ROBoto2: An Interactive System and Dataset for LLM-assisted Clinical Trial Risk of Bias Assessment

TL;DR

ROBOTO2 introduces an open-source, web-based platform that couples PDF preprocessing, retrieval-augmented LLM prompting, and human-in-the-loop review to support ROB2 risk-of-bias assessment of clinical trials. It provides a practical workflow for signaling-question answering, evidence retrieval, and domain/overall risk judgments, while releasing a 521-trial pediatric dataset with 8954 signaling questions and 1202 evidence passages. The authors benchmark four LLMs and analyze retrieval strategies, highlighting that current models remain conservative and struggle with fully automated ROB2 judgments, underscoring the continued need for human validation. The work delivers both a usable tool for researchers and a valuable benchmark for advancing LL-assisted systematic reviews in pediatric research, with implications for reproducibility and efficiency in evidence synthesis.

Abstract

We present ROBOTO2, an open-source, web-based platform for large language model (LLM)-assisted risk of bias (ROB) assessment of clinical trials. ROBOTO2 streamlines the traditionally labor-intensive ROB v2 (ROB2) annotation process via an interactive interface that combines PDF parsing, retrieval-augmented LLM prompting, and human-in-the-loop review. Users can upload clinical trial reports, receive preliminary answers and supporting evidence for ROB2 signaling questions, and provide real-time feedback or corrections to system suggestions. ROBOTO2 is publicly available at https://roboto2.vercel.app/, with code and data released to foster reproducibility and adoption. We construct and release a dataset of 521 pediatric clinical trial reports (8954 signaling questions with 1202 evidence passages), annotated using both manually and LLM-assisted methods, serving as a benchmark and enabling future research.

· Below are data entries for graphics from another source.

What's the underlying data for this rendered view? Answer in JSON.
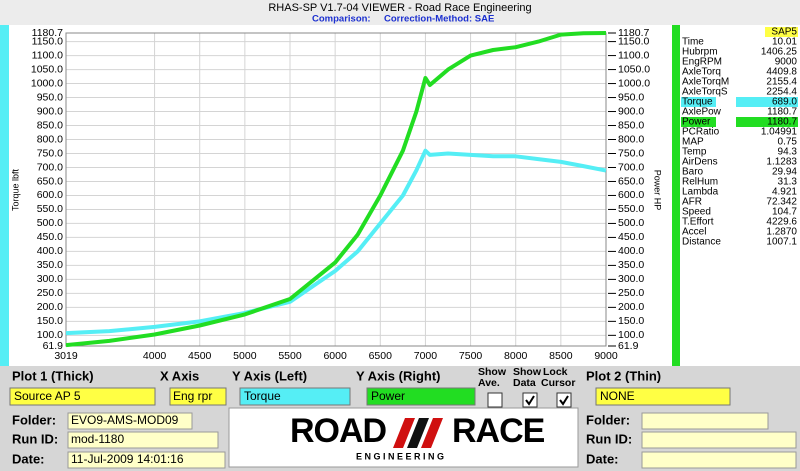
{
  "window": {
    "title": "RHAS-SP V1.7-04  VIEWER - Road Race Engineering",
    "comparison": "Comparison:",
    "correction": "Correction-Method: SAE"
  },
  "chart_data": {
    "type": "line",
    "x": [
      3019,
      3500,
      4000,
      4500,
      5000,
      5500,
      6000,
      6250,
      6500,
      6750,
      6900,
      7000,
      7050,
      7250,
      7500,
      7750,
      8000,
      8250,
      8500,
      8750,
      9000
    ],
    "series": [
      {
        "name": "Torque",
        "color": "#55eef5",
        "values": [
          108,
          115,
          130,
          150,
          180,
          220,
          330,
          400,
          500,
          600,
          690,
          760,
          745,
          750,
          745,
          740,
          740,
          730,
          720,
          705,
          689
        ]
      },
      {
        "name": "Power",
        "color": "#22dd22",
        "axis": "y2",
        "values": [
          65,
          80,
          103,
          135,
          175,
          230,
          360,
          460,
          600,
          760,
          900,
          1020,
          995,
          1050,
          1100,
          1120,
          1130,
          1150,
          1175,
          1180,
          1180.7
        ]
      }
    ],
    "xlim": [
      3019,
      9000
    ],
    "xticks": [
      3019,
      4000,
      4500,
      5000,
      5500,
      6000,
      6500,
      7000,
      7500,
      8000,
      8500,
      9000
    ],
    "ylim": [
      61.9,
      1180.7
    ],
    "yticks": [
      61.9,
      {
        "value": 100,
        "label": "100.0"
      },
      {
        "value": 150,
        "label": "150.0"
      },
      {
        "value": 200,
        "label": "200.0"
      },
      {
        "value": 250,
        "label": "250.0"
      },
      {
        "value": 300,
        "label": "300.0"
      },
      {
        "value": 350,
        "label": "350.0"
      },
      {
        "value": 400,
        "label": "400.0"
      },
      {
        "value": 450,
        "label": "450.0"
      },
      {
        "value": 500,
        "label": "500.0"
      },
      {
        "value": 550,
        "label": "550.0"
      },
      {
        "value": 600,
        "label": "600.0"
      },
      {
        "value": 650,
        "label": "650.0"
      },
      {
        "value": 700,
        "label": "700.0"
      },
      {
        "value": 750,
        "label": "750.0"
      },
      {
        "value": 800,
        "label": "800.0"
      },
      {
        "value": 850,
        "label": "850.0"
      },
      {
        "value": 900,
        "label": "900.0"
      },
      {
        "value": 950,
        "label": "950.0"
      },
      {
        "value": 1000,
        "label": "1000.0"
      },
      {
        "value": 1050,
        "label": "1050.0"
      },
      {
        "value": 1100,
        "label": "1100.0"
      },
      {
        "value": 1150,
        "label": "1150.0"
      },
      1180.7
    ],
    "y2lim": [
      61.9,
      1180.7
    ],
    "y2ticks": [
      61.9,
      {
        "value": 100,
        "label": "100.0"
      },
      {
        "value": 150,
        "label": "150.0"
      },
      {
        "value": 200,
        "label": "200.0"
      },
      {
        "value": 250,
        "label": "250.0"
      },
      {
        "value": 300,
        "label": "300.0"
      },
      {
        "value": 350,
        "label": "350.0"
      },
      {
        "value": 400,
        "label": "400.0"
      },
      {
        "value": 450,
        "label": "450.0"
      },
      {
        "value": 500,
        "label": "500.0"
      },
      {
        "value": 550,
        "label": "550.0"
      },
      {
        "value": 600,
        "label": "600.0"
      },
      {
        "value": 650,
        "label": "650.0"
      },
      {
        "value": 700,
        "label": "700.0"
      },
      {
        "value": 750,
        "label": "750.0"
      },
      {
        "value": 800,
        "label": "800.0"
      },
      {
        "value": 850,
        "label": "850.0"
      },
      {
        "value": 900,
        "label": "900.0"
      },
      {
        "value": 950,
        "label": "950.0"
      },
      {
        "value": 1000,
        "label": "1000.0"
      },
      {
        "value": 1050,
        "label": "1050.0"
      },
      {
        "value": 1100,
        "label": "1100.0"
      },
      {
        "value": 1150,
        "label": "1150.0"
      },
      1180.7
    ],
    "y_label": "Torque lbft",
    "y2_label": "Power HP",
    "grid": true
  },
  "readout": {
    "header": "SAP5",
    "rows": [
      [
        "Time",
        "10.01"
      ],
      [
        "Hubrpm",
        "1406.25"
      ],
      [
        "EngRPM",
        "9000"
      ],
      [
        "AxleTorq",
        "4409.8"
      ],
      [
        "AxleTorqM",
        "2155.4"
      ],
      [
        "AxleTorqS",
        "2254.4"
      ],
      [
        "Torque",
        "689.0"
      ],
      [
        "AxlePow",
        "1180.7"
      ],
      [
        "Power",
        "1180.7"
      ],
      [
        "PCRatio",
        "1.04991"
      ],
      [
        "MAP",
        "0.75"
      ],
      [
        "Temp",
        "94.3"
      ],
      [
        "AirDens",
        "1.1283"
      ],
      [
        "Baro",
        "29.94"
      ],
      [
        "RelHum",
        "31.3"
      ],
      [
        "Lambda",
        "4.921"
      ],
      [
        "AFR",
        "72.342"
      ],
      [
        "Speed",
        "104.7"
      ],
      [
        "T.Effort",
        "4229.6"
      ],
      [
        "Accel",
        "1.2870"
      ],
      [
        "Distance",
        "1007.1"
      ]
    ]
  },
  "controls": {
    "plot1_label": "Plot 1 (Thick)",
    "plot1_value": "Source AP 5",
    "x_axis_label": "X Axis",
    "x_axis_value": "Eng rpr",
    "y_left_label": "Y Axis (Left)",
    "y_right_label": "Y Axis (Right)",
    "show_ave": [
      "Show",
      "Ave."
    ],
    "show_data": [
      "Show",
      "Data"
    ],
    "lock_cursor": [
      "Lock",
      "Cursor"
    ],
    "checked": [
      false,
      true,
      true
    ],
    "plot2_label": "Plot 2 (Thin)",
    "plot2_value": "NONE"
  },
  "run1": {
    "folder_label": "Folder:",
    "folder": "EVO9-AMS-MOD09",
    "run_label": "Run ID:",
    "run": "mod-1180",
    "date_label": "Date:",
    "date": "11-Jul-2009  14:01:16"
  },
  "run2": {
    "folder_label": "Folder:",
    "run_label": "Run ID:",
    "date_label": "Date:"
  },
  "logo": {
    "word1": "ROAD",
    "word2": "RACE",
    "tagline": "E N G I N E E R I N G"
  }
}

Using this dataset, we benchmark ROB2 performance for 4 LLMs and provide an analysis into current model capabilities and ongoing challenges in automating this critical aspect of systematic review.

Paper Structure

This paper contains 36 sections, 4 figures, 8 tables.

Figures (4)

  • Figure 1: ROBoto2 system pipeline. Given a clinical trial PDF as input, ROBoto2 first preprocesses the document to extract and embed paragraphs. Then, a QA module iterates through all of the questions of the ROB2 assessment to identify evidence passages and prompt GPT3.5 to answer the question based on the retrieved evidence.
  • Figure 2: Screenshot of ROBoto2 assisting with a question from Domain 2. The user can modify the model-provided answer and explanation and rate reference paragraphs.
  • Figure 3: Flowchart for how answers to signaling questions contribute to a domain-level judgment for Domain 4 in the ROB2 tool. Reproduced from https://sites.google.com/site/riskofbiastool/welcome/rob-2-0-tool.
  • Figure 4: Stacked bar chart showcasing the aggregate true positive (TP) classifications versus false positive/negative (FP/FN) errors made by each model. FPs and FNs are each broken down into two classes, where class 1 (lighter color) are milder errors than class 2 (darker color) (e.g., misclassifying NI and N/PN or Y/PY is less severe than misclassifying N/PN as Y/PY or vice versa). Counts less than 3 have their numbers hidden for chart readability, and full counts are available in Table \ref{['tab:model-comparison']}.